Comment by Jerry — 25 June 2010 @ 3:34 PM
OK: http://www.youtube.com/watch?v=sohI6vnWZmk
Cheers
Kurt T. Francis says
gilles (Comment # 26), you wrote, in part, “. . . whereas I haven’t yet seen any proposal that it could be caused by the melting of northern sea ice (because only northern would matter, but not southern, of course).”
It’s the parenthetical statement that caught my eye, since it clearly implies an event in the northern seas affect the situation only in northern climes, and, by logical extension, that any melting of southern sea ice affects only the southern seas.
I don’t see how that’s possible. In a light (as opposed to sarcastic) way, let me point out there’s no “Great Wall of the Equator” that would prevent northern and southern waters from mutually affecting each other. After all, if we take a pan that’s a meter by a meter and place it astride the equator, with half in the northern hemisphere and the other half in the southern hemisphere, then place a block of ice in one end, assuming the air temperature is above freezing, the ice will melt sooner or later — and the resulting water will be uniformly distributed across the entire bottom of the pan, not confined to the end in which the ice block was originally placed.
I keep thinking I must be misreading your comment, but if so, I can’t figure out where.
Anyway, I left somewhat confused.
Gilles says
Kurt, I never meant that there was a Great Wall all around the equator that would prevent southern hemisphere from communicating with northern one. if there is a wall, it’s only in front of the eyes of mass media who tend to look only at Arctic ocean or sometimes antarctic peninsula…. the whole sea ice extent is almost perfectly steady on average. But actually I don’t think most people’s life is influenced by that.
greg keeley says
An interesting article in recent AIG News [newsletter of the Australian Institute of Geoscientists] re submarine volcanic contribution to total CO2 and difficulty involved in distinguishing anthropogenic CO2 from CO2 from other sources.

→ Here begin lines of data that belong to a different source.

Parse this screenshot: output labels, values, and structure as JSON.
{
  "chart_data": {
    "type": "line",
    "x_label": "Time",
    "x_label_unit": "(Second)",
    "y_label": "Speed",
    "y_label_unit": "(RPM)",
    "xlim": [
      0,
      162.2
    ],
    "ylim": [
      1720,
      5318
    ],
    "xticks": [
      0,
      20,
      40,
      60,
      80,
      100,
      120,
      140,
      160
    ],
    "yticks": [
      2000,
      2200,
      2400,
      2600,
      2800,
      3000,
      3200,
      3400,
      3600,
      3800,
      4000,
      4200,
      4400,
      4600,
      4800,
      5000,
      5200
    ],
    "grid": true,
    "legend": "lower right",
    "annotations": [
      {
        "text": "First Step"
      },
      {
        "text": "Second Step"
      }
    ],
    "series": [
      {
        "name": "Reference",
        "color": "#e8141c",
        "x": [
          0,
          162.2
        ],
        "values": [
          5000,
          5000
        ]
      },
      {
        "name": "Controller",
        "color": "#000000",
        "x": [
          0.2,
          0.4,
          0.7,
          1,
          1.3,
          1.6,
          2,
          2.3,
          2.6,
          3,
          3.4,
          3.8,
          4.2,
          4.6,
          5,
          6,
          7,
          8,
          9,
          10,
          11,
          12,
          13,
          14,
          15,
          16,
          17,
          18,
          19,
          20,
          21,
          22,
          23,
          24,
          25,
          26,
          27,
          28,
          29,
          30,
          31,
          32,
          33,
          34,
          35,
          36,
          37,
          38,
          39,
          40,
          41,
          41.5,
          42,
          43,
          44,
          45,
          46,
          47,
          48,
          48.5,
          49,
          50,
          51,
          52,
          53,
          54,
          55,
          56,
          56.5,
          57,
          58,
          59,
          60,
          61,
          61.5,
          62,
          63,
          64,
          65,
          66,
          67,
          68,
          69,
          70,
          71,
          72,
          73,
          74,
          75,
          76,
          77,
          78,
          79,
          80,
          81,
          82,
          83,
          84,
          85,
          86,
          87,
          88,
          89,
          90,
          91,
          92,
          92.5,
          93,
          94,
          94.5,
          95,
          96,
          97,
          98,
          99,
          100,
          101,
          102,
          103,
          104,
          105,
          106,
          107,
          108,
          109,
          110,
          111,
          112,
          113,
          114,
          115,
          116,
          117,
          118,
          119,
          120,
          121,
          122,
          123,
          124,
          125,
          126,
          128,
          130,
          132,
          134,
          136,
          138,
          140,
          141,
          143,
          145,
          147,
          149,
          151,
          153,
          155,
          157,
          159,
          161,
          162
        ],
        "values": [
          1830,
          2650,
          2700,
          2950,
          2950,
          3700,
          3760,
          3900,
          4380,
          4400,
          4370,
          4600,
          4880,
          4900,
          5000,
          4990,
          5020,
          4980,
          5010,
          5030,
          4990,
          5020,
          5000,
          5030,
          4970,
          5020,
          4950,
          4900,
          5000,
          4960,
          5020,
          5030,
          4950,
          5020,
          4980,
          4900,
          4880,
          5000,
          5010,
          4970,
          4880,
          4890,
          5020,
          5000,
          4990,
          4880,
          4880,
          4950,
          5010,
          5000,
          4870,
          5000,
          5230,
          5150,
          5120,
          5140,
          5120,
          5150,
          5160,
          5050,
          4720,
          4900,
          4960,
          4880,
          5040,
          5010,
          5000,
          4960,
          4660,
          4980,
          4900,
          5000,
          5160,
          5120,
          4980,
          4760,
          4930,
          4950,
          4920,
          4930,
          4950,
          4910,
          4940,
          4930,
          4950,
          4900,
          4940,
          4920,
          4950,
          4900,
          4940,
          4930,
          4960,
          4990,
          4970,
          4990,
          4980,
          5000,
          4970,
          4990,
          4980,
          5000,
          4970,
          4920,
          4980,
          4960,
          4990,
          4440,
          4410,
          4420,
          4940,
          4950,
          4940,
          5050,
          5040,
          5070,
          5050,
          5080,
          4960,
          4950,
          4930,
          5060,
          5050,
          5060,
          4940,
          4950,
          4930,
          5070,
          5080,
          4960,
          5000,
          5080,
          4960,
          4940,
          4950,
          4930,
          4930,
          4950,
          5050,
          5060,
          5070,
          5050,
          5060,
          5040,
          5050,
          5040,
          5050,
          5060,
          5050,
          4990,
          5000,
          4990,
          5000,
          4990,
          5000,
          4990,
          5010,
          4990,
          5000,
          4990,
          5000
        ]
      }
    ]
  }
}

see..http://aig.org.au/assets/368/2010-03_AIG_News_100.pdf
pp8-16
Be interested in comments.
[Response: Mostly nonsense I’m afraid. Volcanic CO2 is distinguishable from fossil fuel CO2 by virtue of the d13C isotopic ratio (fossil fuel or biospheric carbon is more depleted in 13C), and the reduction in O2 indicates that the extra CO2 is being oxidised in the atmosphere, not in the mantle. I would class this article at the Plimerian level. – gavin]
Marco says
@Gavin (and Greg Keeley):
You may have noted that Plimer and Wishart are quoted, which doesn’t do much good to its credibility. But who cares if volcanoes in reality do emit more CO2? The human emissions are *still* the main cause of atmospheric rise in CO2. And that’s simple accounting: the net increase is smaller than our human input, meaning that everything non-anthropogenic combined is a net sink.
And there’s another accounting issue: if certain non-anthropogenic emissions are the main cause of atmospheric rise, this would mean there is a non-anthropogenic net sink that takes up more than 80% of anthropogenic emissions. Almost by necessity, that sink should also take up 80% of those net non-anthropogenic emitters. Combined this means there should be a sink somewhere that takes up something like 10 Gt/C a year (rough guestimate, may be more). Well, can anyone please point out that sink? The biosphere? I think we would have noticed if the biosphere increased by that much just about every year. The oceans? We should be able to measure changes in carbonate content with such huge numbers.